In addition to these two enormous lists, which I keep as separate computer files, I generally write a Daily To-Do List, which combines the twenty or so most important things that must be done each day, culled from List One and List Two.
I used to experience great joy crossing things off these lists, but the trick has grown old. I no longer find happiness in the process.
I'm over-committed and I have no idea when it's going to end. I will have to experience a complete lifestyle change for the deluge to stop, and I don't see this happening for a long, long time.
I used to be able to juggle a week's worth of commitments in my head. Each week I'd do a quick review and prepare for everything that would happen in the next seven days.
Now I focus on what's supposed to happen today only. I see exactly what's in front of me and nothing more. I'll go through my entire Monday without realizing that Tuesday morning I'm boarding a flight to Minnesota. And that ain't good, because sometimes I need an extra couple hours in my day to launder the underwear. God forbid I should need a little dry-cleaning done.
My creative commitments are insane. Judging two major competitions simultaneously (aka, reading hundreds of novels and short stories), researching and writing a new Hayden Glass novel, writing a short story on assignment, doing panels and speaking engagements...it's crazy. And I know I'm not alone - most authors I know are just as busy, and most of them are juggling day jobs, as well.

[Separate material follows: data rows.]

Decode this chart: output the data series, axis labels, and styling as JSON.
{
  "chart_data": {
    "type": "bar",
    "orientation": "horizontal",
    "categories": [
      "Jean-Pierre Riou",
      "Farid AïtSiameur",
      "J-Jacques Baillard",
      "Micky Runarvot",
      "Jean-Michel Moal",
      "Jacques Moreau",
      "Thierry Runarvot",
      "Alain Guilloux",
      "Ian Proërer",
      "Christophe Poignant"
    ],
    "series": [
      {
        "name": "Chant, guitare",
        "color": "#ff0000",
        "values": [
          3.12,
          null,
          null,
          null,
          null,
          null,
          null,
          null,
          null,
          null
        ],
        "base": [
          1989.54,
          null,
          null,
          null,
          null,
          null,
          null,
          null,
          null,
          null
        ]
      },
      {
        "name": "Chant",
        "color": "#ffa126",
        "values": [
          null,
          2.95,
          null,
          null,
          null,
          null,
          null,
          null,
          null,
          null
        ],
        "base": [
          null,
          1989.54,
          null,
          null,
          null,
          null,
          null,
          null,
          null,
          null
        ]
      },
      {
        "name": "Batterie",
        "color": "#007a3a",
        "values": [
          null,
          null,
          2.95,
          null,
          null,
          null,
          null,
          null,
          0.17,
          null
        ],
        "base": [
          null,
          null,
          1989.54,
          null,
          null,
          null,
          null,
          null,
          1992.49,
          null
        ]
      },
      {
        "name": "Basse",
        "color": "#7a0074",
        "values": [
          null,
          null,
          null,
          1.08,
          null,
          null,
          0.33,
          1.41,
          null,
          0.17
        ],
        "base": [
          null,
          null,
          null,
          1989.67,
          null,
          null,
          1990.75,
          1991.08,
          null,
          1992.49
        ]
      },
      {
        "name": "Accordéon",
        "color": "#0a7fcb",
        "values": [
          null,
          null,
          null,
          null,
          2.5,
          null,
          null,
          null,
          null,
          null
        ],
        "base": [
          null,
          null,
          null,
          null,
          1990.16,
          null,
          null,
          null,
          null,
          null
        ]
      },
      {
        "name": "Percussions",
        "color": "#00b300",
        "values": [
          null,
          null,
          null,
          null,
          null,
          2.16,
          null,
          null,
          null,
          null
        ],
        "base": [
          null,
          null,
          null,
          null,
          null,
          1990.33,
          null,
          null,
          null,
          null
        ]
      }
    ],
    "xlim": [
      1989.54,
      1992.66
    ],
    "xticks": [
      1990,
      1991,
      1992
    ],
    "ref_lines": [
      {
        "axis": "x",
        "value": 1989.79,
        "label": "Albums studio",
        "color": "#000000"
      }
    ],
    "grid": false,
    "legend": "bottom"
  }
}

At a recent sales meeting I learned that when people focus on more than three goals their chances of succeeding at anyone of these goals falls dramatically. When you have more than seven goals you might as well give up. You can't do everything and do everything well.

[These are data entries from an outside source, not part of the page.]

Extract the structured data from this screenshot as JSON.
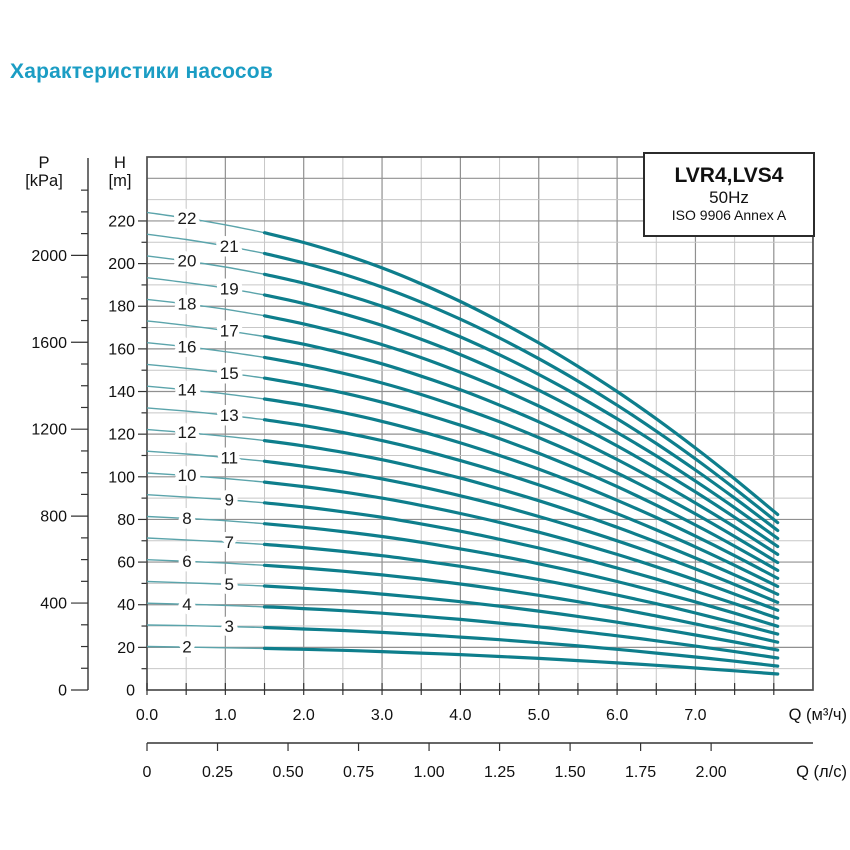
{
  "title": "Характеристики насосов",
  "title_color": "#1b9dc4",
  "info_box": {
    "model": "LVR4,LVS4",
    "frequency": "50Hz",
    "standard": "ISO 9906 Annex A"
  },
  "chart_data": {
    "type": "line",
    "title": "Характеристики насосов",
    "model": "LVR4,LVS4",
    "frequency": "50Hz",
    "standard": "ISO 9906 Annex A",
    "x_axis_m3h": {
      "label": "Q (м³/ч)",
      "tick_values": [
        0,
        1,
        2,
        3,
        4,
        5,
        6,
        7
      ],
      "tick_labels": [
        "0.0",
        "1.0",
        "2.0",
        "3.0",
        "4.0",
        "5.0",
        "6.0",
        "7.0"
      ],
      "minor_step": 0.5,
      "range": [
        0,
        8.5
      ]
    },
    "x_axis_ls": {
      "label": "Q (л/с)",
      "tick_values": [
        0,
        0.25,
        0.5,
        0.75,
        1,
        1.25,
        1.5,
        1.75,
        2
      ],
      "tick_labels": [
        "0",
        "0.25",
        "0.50",
        "0.75",
        "1.00",
        "1.25",
        "1.50",
        "1.75",
        "2.00"
      ],
      "m3h_per_ls": 3.6
    },
    "y_axis_head": {
      "label_letter": "H",
      "label_unit": "[m]",
      "tick_values": [
        0,
        20,
        40,
        60,
        80,
        100,
        120,
        140,
        160,
        180,
        200,
        220
      ],
      "minor_step": 10,
      "range": [
        0,
        250
      ]
    },
    "y_axis_pressure": {
      "label_letter": "P",
      "label_unit": "[kPa]",
      "tick_values": [
        0,
        400,
        800,
        1200,
        1600,
        2000
      ],
      "minor_step": 100,
      "minor_max": 2300,
      "kpa_per_m": 9.81
    },
    "grid": {
      "vertical_step": 0.5,
      "horizontal_step": 10
    },
    "min_continuous_flow_q": 1.45,
    "q_values": [
      0,
      0.5,
      1,
      1.5,
      2,
      2.5,
      3,
      3.5,
      4,
      4.5,
      5,
      5.5,
      6,
      6.5,
      7,
      7.5,
      8.05
    ],
    "per_stage_head_m": [
      10.18,
      10.06,
      9.92,
      9.75,
      9.54,
      9.29,
      9.0,
      8.66,
      8.28,
      7.86,
      7.4,
      6.9,
      6.36,
      5.78,
      5.16,
      4.5,
      3.74
    ],
    "curves": [
      {
        "stages": 2,
        "label": "2",
        "label_q": 0.51,
        "heads_m": [
          20.4,
          20.1,
          19.8,
          19.5,
          19.1,
          18.6,
          18.0,
          17.3,
          16.6,
          15.7,
          14.8,
          13.8,
          12.7,
          11.6,
          10.3,
          9.0,
          7.5
        ]
      },
      {
        "stages": 3,
        "label": "3",
        "label_q": 1.05,
        "heads_m": [
          30.5,
          30.2,
          29.8,
          29.3,
          28.6,
          27.9,
          27.0,
          26.0,
          24.8,
          23.6,
          22.2,
          20.7,
          19.1,
          17.3,
          15.5,
          13.5,
          11.2
        ]
      },
      {
        "stages": 4,
        "label": "4",
        "label_q": 0.51,
        "heads_m": [
          40.7,
          40.2,
          39.7,
          39.0,
          38.2,
          37.2,
          36.0,
          34.6,
          33.1,
          31.4,
          29.6,
          27.6,
          25.4,
          23.1,
          20.6,
          18.0,
          15.0
        ]
      },
      {
        "stages": 5,
        "label": "5",
        "label_q": 1.05,
        "heads_m": [
          50.9,
          50.3,
          49.6,
          48.8,
          47.7,
          46.5,
          45.0,
          43.3,
          41.4,
          39.3,
          37.0,
          34.5,
          31.8,
          28.9,
          25.8,
          22.5,
          18.7
        ]
      },
      {
        "stages": 6,
        "label": "6",
        "label_q": 0.51,
        "heads_m": [
          61.1,
          60.4,
          59.5,
          58.5,
          57.2,
          55.7,
          54.0,
          52.0,
          49.7,
          47.2,
          44.4,
          41.4,
          38.2,
          34.7,
          31.0,
          27.0,
          22.4
        ]
      },
      {
        "stages": 7,
        "label": "7",
        "label_q": 1.05,
        "heads_m": [
          71.3,
          70.4,
          69.4,
          68.3,
          66.8,
          65.0,
          63.0,
          60.6,
          58.0,
          55.0,
          51.8,
          48.3,
          44.5,
          40.5,
          36.1,
          31.5,
          26.2
        ]
      },
      {
        "stages": 8,
        "label": "8",
        "label_q": 0.51,
        "heads_m": [
          81.4,
          80.5,
          79.4,
          78.0,
          76.3,
          74.3,
          72.0,
          69.3,
          66.2,
          62.9,
          59.2,
          55.2,
          50.9,
          46.2,
          41.3,
          36.0,
          29.9
        ]
      },
      {
        "stages": 9,
        "label": "9",
        "label_q": 1.05,
        "heads_m": [
          91.6,
          90.5,
          89.3,
          87.8,
          85.9,
          83.6,
          81.0,
          77.9,
          74.5,
          70.7,
          66.6,
          62.1,
          57.2,
          52.0,
          46.4,
          40.5,
          33.7
        ]
      },
      {
        "stages": 10,
        "label": "10",
        "label_q": 0.51,
        "heads_m": [
          101.8,
          100.6,
          99.2,
          97.5,
          95.4,
          92.9,
          90.0,
          86.6,
          82.8,
          78.6,
          74.0,
          69.0,
          63.6,
          57.8,
          51.6,
          45.0,
          37.4
        ]
      },
      {
        "stages": 11,
        "label": "11",
        "label_q": 1.05,
        "heads_m": [
          112.0,
          110.7,
          109.1,
          107.3,
          104.9,
          102.2,
          99.0,
          95.3,
          91.1,
          86.5,
          81.4,
          75.9,
          70.0,
          63.6,
          56.8,
          49.5,
          41.1
        ]
      },
      {
        "stages": 12,
        "label": "12",
        "label_q": 0.51,
        "heads_m": [
          122.2,
          120.7,
          119.0,
          117.0,
          114.5,
          111.5,
          108.0,
          103.9,
          99.4,
          94.3,
          88.8,
          82.8,
          76.3,
          69.4,
          61.9,
          54.0,
          44.9
        ]
      },
      {
        "stages": 13,
        "label": "13",
        "label_q": 1.05,
        "heads_m": [
          132.3,
          130.8,
          129.0,
          126.8,
          124.0,
          120.8,
          117.0,
          112.6,
          107.6,
          102.2,
          96.2,
          89.7,
          82.7,
          75.1,
          67.1,
          58.5,
          48.6
        ]
      },
      {
        "stages": 14,
        "label": "14",
        "label_q": 0.51,
        "heads_m": [
          142.5,
          140.8,
          138.9,
          136.5,
          133.6,
          130.1,
          126.0,
          121.2,
          115.9,
          110.0,
          103.6,
          96.6,
          89.0,
          80.9,
          72.2,
          63.0,
          52.4
        ]
      },
      {
        "stages": 15,
        "label": "15",
        "label_q": 1.05,
        "heads_m": [
          152.7,
          150.9,
          148.8,
          146.3,
          143.1,
          139.4,
          135.0,
          129.9,
          124.2,
          117.9,
          111.0,
          103.5,
          95.4,
          86.7,
          77.4,
          67.5,
          56.1
        ]
      },
      {
        "stages": 16,
        "label": "16",
        "label_q": 0.51,
        "heads_m": [
          162.9,
          161.0,
          158.7,
          156.0,
          152.6,
          148.6,
          144.0,
          138.6,
          132.5,
          125.8,
          118.4,
          110.4,
          101.8,
          92.5,
          82.6,
          72.0,
          59.8
        ]
      },
      {
        "stages": 17,
        "label": "17",
        "label_q": 1.05,
        "heads_m": [
          173.1,
          171.0,
          168.6,
          165.8,
          162.2,
          157.9,
          153.0,
          147.2,
          140.8,
          133.6,
          125.8,
          117.3,
          108.1,
          98.3,
          87.7,
          76.5,
          63.6
        ]
      },
      {
        "stages": 18,
        "label": "18",
        "label_q": 0.51,
        "heads_m": [
          183.2,
          181.1,
          178.6,
          175.5,
          171.7,
          167.2,
          162.0,
          155.9,
          149.0,
          141.5,
          133.2,
          124.2,
          114.5,
          104.0,
          92.9,
          81.0,
          67.3
        ]
      },
      {
        "stages": 19,
        "label": "19",
        "label_q": 1.05,
        "heads_m": [
          193.4,
          191.1,
          188.5,
          185.3,
          181.3,
          176.5,
          171.0,
          164.5,
          157.3,
          149.3,
          140.6,
          131.1,
          120.8,
          109.8,
          98.0,
          85.5,
          71.1
        ]
      },
      {
        "stages": 20,
        "label": "20",
        "label_q": 0.51,
        "heads_m": [
          203.6,
          201.2,
          198.4,
          195.0,
          190.8,
          185.8,
          180.0,
          173.2,
          165.6,
          157.2,
          148.0,
          138.0,
          127.2,
          115.6,
          103.2,
          90.0,
          74.8
        ]
      },
      {
        "stages": 21,
        "label": "21",
        "label_q": 1.05,
        "heads_m": [
          213.8,
          211.3,
          208.3,
          204.8,
          200.3,
          195.1,
          189.0,
          181.9,
          173.9,
          165.1,
          155.4,
          144.9,
          133.6,
          121.4,
          108.4,
          94.5,
          78.5
        ]
      },
      {
        "stages": 22,
        "label": "22",
        "label_q": 0.51,
        "heads_m": [
          224.0,
          221.3,
          218.2,
          214.5,
          209.9,
          204.4,
          198.0,
          190.5,
          182.2,
          172.9,
          162.8,
          151.8,
          140.0,
          127.2,
          113.5,
          99.0,
          82.3
        ]
      }
    ],
    "colors": {
      "curve_main": "#0e7e8c",
      "curve_light": "#5ba4ab",
      "grid_minor": "#c7c7c7",
      "grid_major": "#909090",
      "frame": "#4d4d4d",
      "axis_text": "#111111",
      "curve_label": "#1a1a1a"
    },
    "legend_position": "none",
    "grid_on": true
  }
}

Point in case - what the fuck is going on with my writing? Where is my third novel?
When I wrote Boulevard and Beat I had two major commitments. The day job and the book. That's where my head was. Worked during the day, wrote at night. I finished two good, solid books that way. Since I've been published I've allowed myself to be torn in a hundred directions and the end result is...no book.
I have made one major addition to my commitment bucket, however. I've decided to make my family a priority. So now I have three major responsibilities - the day job, the current novel, and spending time with my family.
So, what happens next? I fill my schedule with so many commitments that one of my three important goals gets axed. I've learned from experience that I cannot risk endangering the day job, so that one stays. I've also learned that taking on any new responsibilities is not worth alienating my wife and kids.
And thus the thing that gets the shaft is my writing. Because, when I'm REALLY working on a novel I spend four or five hours at it every night, after the day job. Another eight to ten hours each day of the weekend. Which means there's no time for anything else, except work and whatever I can schedule with the family.
Like many of you, I don't like to say no. I love being available for all the cool things that being an author affords us. I love being the guest speaker at an event, even though it means I'll spend two weeks preparing for it. I love being part of the committee responsible for bestowing one of the great writing awards to one of my fellow authors, even though it means I'll be reading five hundred novels in four months. I love being asked to contribute to publications with original short stories or poetry, even though the process will take valuable hours and days away from the work I put into my novel. I always want to say YES to these opportunities.
But there's only one me, and the gap between when my last novel came out and when my next one launches is growing ever wide.
These are good problems to have, I concede. I'm fortunate for the good fortune. But I'm scattered, and I wonder if the process has caused the good work to suffer. I wonder if focusing on twenty goals is killing the potential for success of goals one-two-three.
No wonder the years are passing by. There's no time left to contemplate, to think, to reminisce. Not when there's so much to do.
There. Blog done. Check that off the list.